Both DeBernardo and Martin also said that the document was remarkable as much because of what it left out as what it said. Martin wrote, “Nowhere in the document are such terms as ‘intrinsically disordered,’ ‘objectively disordered,’ or even the idea of ‘disinterested friendships’ among gays and lesbians, which was used just recently.”

“Clearly Pope Francis’s call for openness at the beginning of the Synod has allowed the bishops to listen carefully, to speak their minds and to be open to new ways of thinking,” Martin wrote.  

DeBernardo commented, “there is no vicious condemnation of [same-sex unions] as previous hierarchical statements have. We don’t see the gloom and doom and apocalyptic horror that Pope John Paul II and Pope Benedict XVI and their followers have foretold because of the advent of same-gender marriages.”

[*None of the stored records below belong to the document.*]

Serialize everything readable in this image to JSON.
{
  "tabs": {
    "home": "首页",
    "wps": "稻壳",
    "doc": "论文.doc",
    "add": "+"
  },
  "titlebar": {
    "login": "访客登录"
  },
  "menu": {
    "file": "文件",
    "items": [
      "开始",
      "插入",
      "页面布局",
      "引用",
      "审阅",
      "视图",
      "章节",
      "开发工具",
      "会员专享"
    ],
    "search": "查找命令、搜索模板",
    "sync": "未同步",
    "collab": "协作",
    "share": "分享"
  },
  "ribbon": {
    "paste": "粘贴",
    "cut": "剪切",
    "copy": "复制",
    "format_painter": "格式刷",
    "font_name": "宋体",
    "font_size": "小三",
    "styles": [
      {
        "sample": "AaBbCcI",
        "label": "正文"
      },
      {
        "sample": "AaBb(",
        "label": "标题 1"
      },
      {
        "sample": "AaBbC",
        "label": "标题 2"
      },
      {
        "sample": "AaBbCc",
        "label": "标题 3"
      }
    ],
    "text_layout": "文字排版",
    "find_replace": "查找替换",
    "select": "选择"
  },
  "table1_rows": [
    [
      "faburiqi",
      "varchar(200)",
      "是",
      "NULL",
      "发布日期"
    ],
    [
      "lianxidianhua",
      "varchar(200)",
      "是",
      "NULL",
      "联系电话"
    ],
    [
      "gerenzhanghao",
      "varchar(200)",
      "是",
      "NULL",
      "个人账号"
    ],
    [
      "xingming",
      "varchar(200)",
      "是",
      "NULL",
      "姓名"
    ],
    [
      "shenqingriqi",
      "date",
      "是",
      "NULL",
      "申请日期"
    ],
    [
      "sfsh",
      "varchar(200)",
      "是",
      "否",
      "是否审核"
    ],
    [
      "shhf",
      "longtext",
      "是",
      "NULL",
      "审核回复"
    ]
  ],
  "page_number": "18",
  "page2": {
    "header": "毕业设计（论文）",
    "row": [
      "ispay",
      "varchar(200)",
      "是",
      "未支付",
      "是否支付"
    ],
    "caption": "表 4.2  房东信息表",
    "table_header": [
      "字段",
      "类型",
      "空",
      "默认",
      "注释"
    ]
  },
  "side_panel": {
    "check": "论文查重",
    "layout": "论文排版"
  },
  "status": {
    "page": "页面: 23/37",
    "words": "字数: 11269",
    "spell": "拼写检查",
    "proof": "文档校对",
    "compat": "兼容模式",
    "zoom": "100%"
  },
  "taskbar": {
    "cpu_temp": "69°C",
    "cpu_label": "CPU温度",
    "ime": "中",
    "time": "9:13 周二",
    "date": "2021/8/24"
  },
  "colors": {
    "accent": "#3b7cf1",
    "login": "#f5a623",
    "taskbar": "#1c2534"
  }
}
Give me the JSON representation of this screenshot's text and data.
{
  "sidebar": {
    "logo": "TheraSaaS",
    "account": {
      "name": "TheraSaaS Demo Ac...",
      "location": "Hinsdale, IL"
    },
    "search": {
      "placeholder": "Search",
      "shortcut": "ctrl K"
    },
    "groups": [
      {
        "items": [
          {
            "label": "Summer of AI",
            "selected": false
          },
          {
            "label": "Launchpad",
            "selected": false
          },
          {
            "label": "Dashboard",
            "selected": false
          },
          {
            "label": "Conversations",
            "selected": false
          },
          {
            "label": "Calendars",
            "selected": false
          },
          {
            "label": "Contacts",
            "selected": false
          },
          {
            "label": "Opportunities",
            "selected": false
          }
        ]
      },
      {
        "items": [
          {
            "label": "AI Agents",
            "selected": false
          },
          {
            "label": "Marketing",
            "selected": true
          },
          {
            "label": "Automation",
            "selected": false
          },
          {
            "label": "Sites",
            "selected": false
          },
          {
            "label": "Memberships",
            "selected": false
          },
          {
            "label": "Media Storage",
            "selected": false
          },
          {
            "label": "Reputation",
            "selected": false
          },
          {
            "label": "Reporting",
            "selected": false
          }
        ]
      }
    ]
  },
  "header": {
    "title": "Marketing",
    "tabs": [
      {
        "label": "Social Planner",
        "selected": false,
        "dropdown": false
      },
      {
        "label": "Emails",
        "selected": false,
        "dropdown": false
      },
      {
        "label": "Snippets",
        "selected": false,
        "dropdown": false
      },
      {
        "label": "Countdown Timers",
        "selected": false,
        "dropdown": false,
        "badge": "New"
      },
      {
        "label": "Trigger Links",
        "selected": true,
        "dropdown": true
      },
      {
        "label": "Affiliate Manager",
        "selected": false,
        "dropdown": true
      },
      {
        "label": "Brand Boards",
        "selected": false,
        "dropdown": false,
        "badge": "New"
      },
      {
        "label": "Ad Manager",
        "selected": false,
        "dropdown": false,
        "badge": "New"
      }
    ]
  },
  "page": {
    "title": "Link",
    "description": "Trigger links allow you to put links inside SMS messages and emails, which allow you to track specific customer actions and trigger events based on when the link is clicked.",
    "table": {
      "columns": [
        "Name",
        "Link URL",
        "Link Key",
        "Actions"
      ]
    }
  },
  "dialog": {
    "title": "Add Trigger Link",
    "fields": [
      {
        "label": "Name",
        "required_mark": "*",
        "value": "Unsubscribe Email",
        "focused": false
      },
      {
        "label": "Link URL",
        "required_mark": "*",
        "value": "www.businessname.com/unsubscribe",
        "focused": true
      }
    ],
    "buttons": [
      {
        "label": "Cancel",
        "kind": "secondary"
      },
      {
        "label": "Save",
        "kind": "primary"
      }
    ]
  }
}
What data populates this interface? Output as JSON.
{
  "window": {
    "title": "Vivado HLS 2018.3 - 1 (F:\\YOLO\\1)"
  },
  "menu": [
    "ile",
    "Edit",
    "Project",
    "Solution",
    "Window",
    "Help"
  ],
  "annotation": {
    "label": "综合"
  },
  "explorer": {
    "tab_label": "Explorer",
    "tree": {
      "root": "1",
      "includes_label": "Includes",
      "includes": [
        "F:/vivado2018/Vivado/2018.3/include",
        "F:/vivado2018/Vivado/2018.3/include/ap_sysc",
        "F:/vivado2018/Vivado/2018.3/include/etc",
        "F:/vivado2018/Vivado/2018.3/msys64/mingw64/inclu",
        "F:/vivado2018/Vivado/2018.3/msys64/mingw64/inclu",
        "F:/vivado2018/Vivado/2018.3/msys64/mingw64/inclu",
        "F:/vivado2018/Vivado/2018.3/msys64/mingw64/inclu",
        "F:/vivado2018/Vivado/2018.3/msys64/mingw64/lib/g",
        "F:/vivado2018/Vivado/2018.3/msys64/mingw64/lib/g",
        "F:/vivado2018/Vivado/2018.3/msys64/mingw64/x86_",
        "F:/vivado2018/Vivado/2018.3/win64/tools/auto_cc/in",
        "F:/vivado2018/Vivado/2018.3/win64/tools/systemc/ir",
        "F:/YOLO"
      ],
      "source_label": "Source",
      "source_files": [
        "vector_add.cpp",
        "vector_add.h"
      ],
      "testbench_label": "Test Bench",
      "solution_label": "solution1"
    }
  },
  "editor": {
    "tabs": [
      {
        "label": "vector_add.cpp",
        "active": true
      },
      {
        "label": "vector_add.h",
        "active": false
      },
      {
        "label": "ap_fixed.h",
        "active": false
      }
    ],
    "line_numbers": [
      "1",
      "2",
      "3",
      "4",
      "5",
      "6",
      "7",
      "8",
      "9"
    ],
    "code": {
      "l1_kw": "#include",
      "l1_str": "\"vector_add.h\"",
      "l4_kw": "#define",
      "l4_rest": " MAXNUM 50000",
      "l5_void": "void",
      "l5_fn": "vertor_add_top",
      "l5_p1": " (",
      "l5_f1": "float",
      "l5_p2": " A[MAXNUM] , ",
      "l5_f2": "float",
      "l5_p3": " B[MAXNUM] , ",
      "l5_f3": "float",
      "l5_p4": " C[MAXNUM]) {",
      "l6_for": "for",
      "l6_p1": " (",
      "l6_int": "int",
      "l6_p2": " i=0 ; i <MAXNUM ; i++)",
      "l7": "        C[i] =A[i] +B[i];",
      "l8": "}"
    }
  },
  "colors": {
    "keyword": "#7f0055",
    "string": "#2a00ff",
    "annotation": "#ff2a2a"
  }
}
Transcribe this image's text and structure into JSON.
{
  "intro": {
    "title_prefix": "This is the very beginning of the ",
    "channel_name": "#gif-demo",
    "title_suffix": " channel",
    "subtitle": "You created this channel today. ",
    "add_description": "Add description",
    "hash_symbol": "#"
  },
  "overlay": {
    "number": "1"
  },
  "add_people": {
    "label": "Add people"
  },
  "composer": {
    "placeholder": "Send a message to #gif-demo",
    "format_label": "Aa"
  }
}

Human Rights Campaign, the largest homosexualist advocacy and lobbying group the United States, called the relatio “potentially ground-breaking” and also noted that in a first for any Vatican document, it “referred to LGBT couples as ‘partners’ instead of sinners.”

“For the LGBT Catholics in the United States and around the world, this new document is a light in the darkness—a dramatic new tone from a Church hierarchy that has long denied the very existence of committed and loving gay and lesbian partnerships,” Human Rights Campaign President Chad Griffin said.

Terrence Weldon, an organizer of the notorious Soho “Gay” Masses in London and an activist working to force acceptance of homosexuality in the Catholic Church, also mentioned the absence of the traditional theological language in the document on his blog Queering the Church.

“It now seems possible that the anticipated change could be substantially greater than most observers had anticipated,” Weldon wrote. “Consider not only the specific words in the text above, but also what was NOT said. For example, it is stated that the Church cannot accept gay marriage, but there is no condemnation of civil unions, or of same–sex relationships in general, nor is gay marriage listed in the opening description of threats to the family.”

Another US organization working to push acceptance of homosexuality onto the Catholic Church, Dignity USA, said in a press statement, “The tone in this midterm report is remarkably different from preliminary documents prior to the Extraordinary Synod.”

Dignity USA’s Executive Director, Marianne Duddy-Burke, commented, “Those were marked by a sense of frustration with how Church teachings were not being well-received or followed in today’s world. This report has more of a sense of humility, and an emphasis on meeting people where they are at. It is much more pastoral.”

Michael Sean Winters of the far-left National Catholic Reporter newspaper, said it was in line with work from the US Conference of Catholic Bishops and their 1997 document, “Always Our Children.”

Winters wrote, “Then, it seemed like the conference took two steps – maybe a dozen steps – back from their own document in the past decade or so as the shape of the conference changed. In any event, the times they are a changin’ and it feels great.”